Do I believe in it enough that it could cost me personally?

Philip and Heidi Litle were home sifting through photos of their children dressed for Purim, the biblical commemoration of the miraculous deliverance of the Jewish people recorded in the book of Esther, when the calls started coming in to their home. The Litles did a mental review of the whereabouts of their five children. They all should have been accounted for, not on the bus in question, according to initial news reports.

“They finally got the first pictures, and then it was real clear,” Philip said. “When it became obvious that Abigail was on her way home and we saw pictures of the bus, we thought it was possible.”

After four of their children arrived home except for 14-year-old Abigail, Heidi started calling hospitals. One advised them to come since several victims, both wounded and dead, were yet unidentified. Another call came on their way to the hospital with the urgent message, “Yes, you need to come,” confirming Abigail’s presence there but not her condition.

That drive to the hospital on March 5, 2003, would end with receiving news that parents never want to hear. Abigail was among the 15 victims, mostly school-aged children, killed on that bus. Two more people died later of their injuries.

The Litles’ pastor, who had arrived at the hospital before them, identified Abigail and told the family. “That was the way we got the news,” Philip Litle said. “We then had to go identify her ourselves.”

Philip and Heidi Litle paid the ultimate price for their decision to uproot their lives in America and move to Israel.

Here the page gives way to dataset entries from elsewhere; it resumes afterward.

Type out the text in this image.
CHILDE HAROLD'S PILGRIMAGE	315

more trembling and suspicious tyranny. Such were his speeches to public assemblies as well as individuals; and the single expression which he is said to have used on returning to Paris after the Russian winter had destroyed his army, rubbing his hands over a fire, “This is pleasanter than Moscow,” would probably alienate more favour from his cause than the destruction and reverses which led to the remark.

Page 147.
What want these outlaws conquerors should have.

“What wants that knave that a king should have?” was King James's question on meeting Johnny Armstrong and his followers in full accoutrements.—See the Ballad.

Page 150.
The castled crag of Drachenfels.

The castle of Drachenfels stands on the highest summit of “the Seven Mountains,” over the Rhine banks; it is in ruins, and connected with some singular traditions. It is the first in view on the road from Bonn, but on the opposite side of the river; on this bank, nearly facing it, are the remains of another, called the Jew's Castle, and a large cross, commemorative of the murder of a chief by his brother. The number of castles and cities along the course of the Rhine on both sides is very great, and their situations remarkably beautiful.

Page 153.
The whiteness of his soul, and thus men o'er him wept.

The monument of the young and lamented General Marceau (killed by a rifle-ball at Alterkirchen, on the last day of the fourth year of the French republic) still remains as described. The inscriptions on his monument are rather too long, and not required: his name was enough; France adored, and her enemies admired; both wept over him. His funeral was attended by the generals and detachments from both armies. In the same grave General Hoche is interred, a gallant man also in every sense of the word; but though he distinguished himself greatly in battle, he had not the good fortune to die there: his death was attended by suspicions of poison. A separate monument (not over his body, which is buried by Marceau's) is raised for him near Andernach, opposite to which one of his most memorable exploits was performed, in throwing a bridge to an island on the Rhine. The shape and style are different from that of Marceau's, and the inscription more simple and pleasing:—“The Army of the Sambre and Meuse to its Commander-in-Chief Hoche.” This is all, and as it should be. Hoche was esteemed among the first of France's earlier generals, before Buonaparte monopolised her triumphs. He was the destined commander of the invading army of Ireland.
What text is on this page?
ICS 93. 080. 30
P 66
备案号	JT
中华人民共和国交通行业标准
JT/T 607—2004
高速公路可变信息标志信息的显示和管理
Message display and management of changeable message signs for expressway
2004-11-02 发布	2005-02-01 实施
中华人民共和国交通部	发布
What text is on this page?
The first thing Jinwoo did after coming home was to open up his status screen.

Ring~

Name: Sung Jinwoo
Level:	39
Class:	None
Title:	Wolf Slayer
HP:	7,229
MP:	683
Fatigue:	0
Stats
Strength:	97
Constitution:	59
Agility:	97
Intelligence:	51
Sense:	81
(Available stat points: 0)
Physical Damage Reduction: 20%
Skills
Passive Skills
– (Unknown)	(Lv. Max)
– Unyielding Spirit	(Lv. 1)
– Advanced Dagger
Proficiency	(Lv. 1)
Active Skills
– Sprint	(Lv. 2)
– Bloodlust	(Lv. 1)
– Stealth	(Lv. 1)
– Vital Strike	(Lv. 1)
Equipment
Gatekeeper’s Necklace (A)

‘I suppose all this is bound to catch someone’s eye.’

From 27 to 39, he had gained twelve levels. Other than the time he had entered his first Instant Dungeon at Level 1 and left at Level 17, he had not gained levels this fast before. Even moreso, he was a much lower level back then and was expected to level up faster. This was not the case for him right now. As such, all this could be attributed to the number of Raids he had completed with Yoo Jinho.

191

Their mission to identify with the Jewish people took on a whole new significance when they lost a child in a terrorist attack.

Now, almost nine years removed from the tragedy that tore one of their children from them, the Litles have further settled in Israel rather than return to the relative safety of America.

“My trust isn’t in his ability or in the sophistication of the IDF (Israel Defense Forces), but it is in the Lord,” Philip says. “He can protect or He can choose, like with Abigail, to let evil strike. But in any case He is good and He is going to take care of them.”

“We came with the purpose of being involved in connecting with the Jewish people and also with a heart for ministry to the Jewish people,” Philip recalls.

Within their first few years in the Holy Land, Philip was offered a position as head of the Baptist convention in Israel. He is currently the national director of Or B’Aretz (Light of the Land) and involved in discipleship and leadership development of the local body of believers. Heidi works with their local Messianic congregation Beit Eliyahu. Philip is originally from Missouri and Heidi from New Jersey.

Yet Philip explains the family’s decision to move to Israel during such a tumultuous season for the country: “It is very difficult to understand danger when you only hear about it. But if you believe in Israel like we do and you believe that God is at work here, then you have to ask yourself the question: ‘Do I believe in it enough that it could cost me personally?’”

The Litles counted the cost before they crossed the Atlantic, yet no one could have imaged that cost would be Abigail, the second child and eldest daughter, who was 7 months old when they arrived in Israel.

“We felt called to come here, called to tie our lives to the people. Abigail’s death is a part of the struggle,” Philip says. “It is something to be expected when you choose to identify with a people and live your life for their benefit.”

When Philip and Heidi returned from the hospital that night in March 2003, they sat down with their other children to share the devastating reality with them.

“I told them we’d been to the hospital and seen Abigail and that she was dead,” Philip recounts. “Then we read together from John chapter 11. It was a long night.”

After Abigail’s death, Heidi put her feelings into words in an article titled, “Where Is God in the Midst of Tragedy?” published on Messianic.co.il. “These events that cause unfathomable destruction, waste and devastation provoke us to turn to God in desperation and ask Him hard questions,” she writes. “Through pain and sorrow, He is there inviting us to know Him.”

After about five years of having residency, the government of Israel granted the Litles citizenship in Israel because of their daughter’s death, a passport bought with blood.

“It has given me a greater appreciation of having my citizenship in heaven bought by blood,” Heidi says.